Özden Toker, Pembe Köşk'te namaz kılınıp oruç tutulduğunu da anlatarak, "Evimizde oruç tutulur, iftar sofraları kurulurdu. 5 vakit namaz kılınırdı. Babamın ve annemin kendi ailelerinden, sizin ailelerinizden gördüğünüz tarzda bir yaşam tarzı vardı. Bundan hiç bir zaman yılmadık" dedi.

Panelin ardından basın mensuplarının sorularını yanıtlayan Özden Toker, bir gazetecinin CHP'nin çarşaf açılımıyla ilgili sorusu üzerine, "Babam da bu partinin kurucularından bir çok arkadaşı gibi. Ama politik bir konuya girmek istemiyorum. Bu bizim işimiz değil. Ama politik bir konuya girmek istemiyorum. Bu bizim işimiz değil. Babam, devlet işlerini hiç bir zaman bir politikacı olarak düşünmedi, her zaman bir devlet adamı olarak düşündü. Bütün vatandaşlarımızın ortak emelleri ile beraber dayanışmasıyla yapılacak işlere gönül verdi. Buda onlardan bir tanesi olarak kendi yorumu. Bütün vatandaşlarımızın ortak emelleri ile beraber dayanışmasıyla yapılacak işlere gönül verdi" şeklinde konuştu.

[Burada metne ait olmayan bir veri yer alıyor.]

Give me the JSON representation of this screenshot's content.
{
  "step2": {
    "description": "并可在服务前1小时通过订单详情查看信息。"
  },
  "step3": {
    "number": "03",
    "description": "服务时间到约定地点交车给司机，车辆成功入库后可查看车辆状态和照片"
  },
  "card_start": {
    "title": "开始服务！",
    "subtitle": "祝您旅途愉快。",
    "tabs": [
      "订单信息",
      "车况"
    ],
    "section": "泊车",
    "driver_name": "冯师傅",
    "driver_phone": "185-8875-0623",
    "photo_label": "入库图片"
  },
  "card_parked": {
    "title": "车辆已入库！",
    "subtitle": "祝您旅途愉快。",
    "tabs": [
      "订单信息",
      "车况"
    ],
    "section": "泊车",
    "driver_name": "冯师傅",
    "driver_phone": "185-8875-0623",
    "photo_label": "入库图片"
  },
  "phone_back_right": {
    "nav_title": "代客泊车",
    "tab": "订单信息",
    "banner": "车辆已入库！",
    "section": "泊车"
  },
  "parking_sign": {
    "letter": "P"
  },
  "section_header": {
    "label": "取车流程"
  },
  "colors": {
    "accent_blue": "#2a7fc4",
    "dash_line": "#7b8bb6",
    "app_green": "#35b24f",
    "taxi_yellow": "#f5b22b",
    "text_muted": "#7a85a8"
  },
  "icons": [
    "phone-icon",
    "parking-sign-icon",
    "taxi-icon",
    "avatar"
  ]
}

"İsmet İnönü'nün bu konudaki görüşü neydi?" şekildeki soruya ise Özden Toker şu cevabı verdi:

"Biz bu konudaki görüşünü, her zaman evde yaşadık, Pembe Köşk'te yaşadık. Bizim evimiz her zaman herkese açıktı. Fikir olarak, amaç olarak tabi. Atatürk'ün devrimleri olarak bir takım şeyleri, onları insanlarla beraber yaşayarak, onlara bazı şeyleri kabul ettirmeyi, onları anlatmayı amaçlarlardı. Atatürk'ün devrimleri olarak bir takım şeyleri, onları insanlarla beraber yaşayarak, onlara bazı şeyleri kabul ettirmeyi, onları anlatmayı amaçlarlardı. Bilmiyorum sağ olsaydı o ne derdi. Ama ben bunun için bir şey söyleyemem. Fakat her zaman için Atatürk’ün kurduğu partinin yaptığı işleri memleketin yararına olduğuna inanıyorum ve tabi ki bazı değişikliklerle yani çağdaş olma gayreti ile bunların devam ettiğine de inanıyorum."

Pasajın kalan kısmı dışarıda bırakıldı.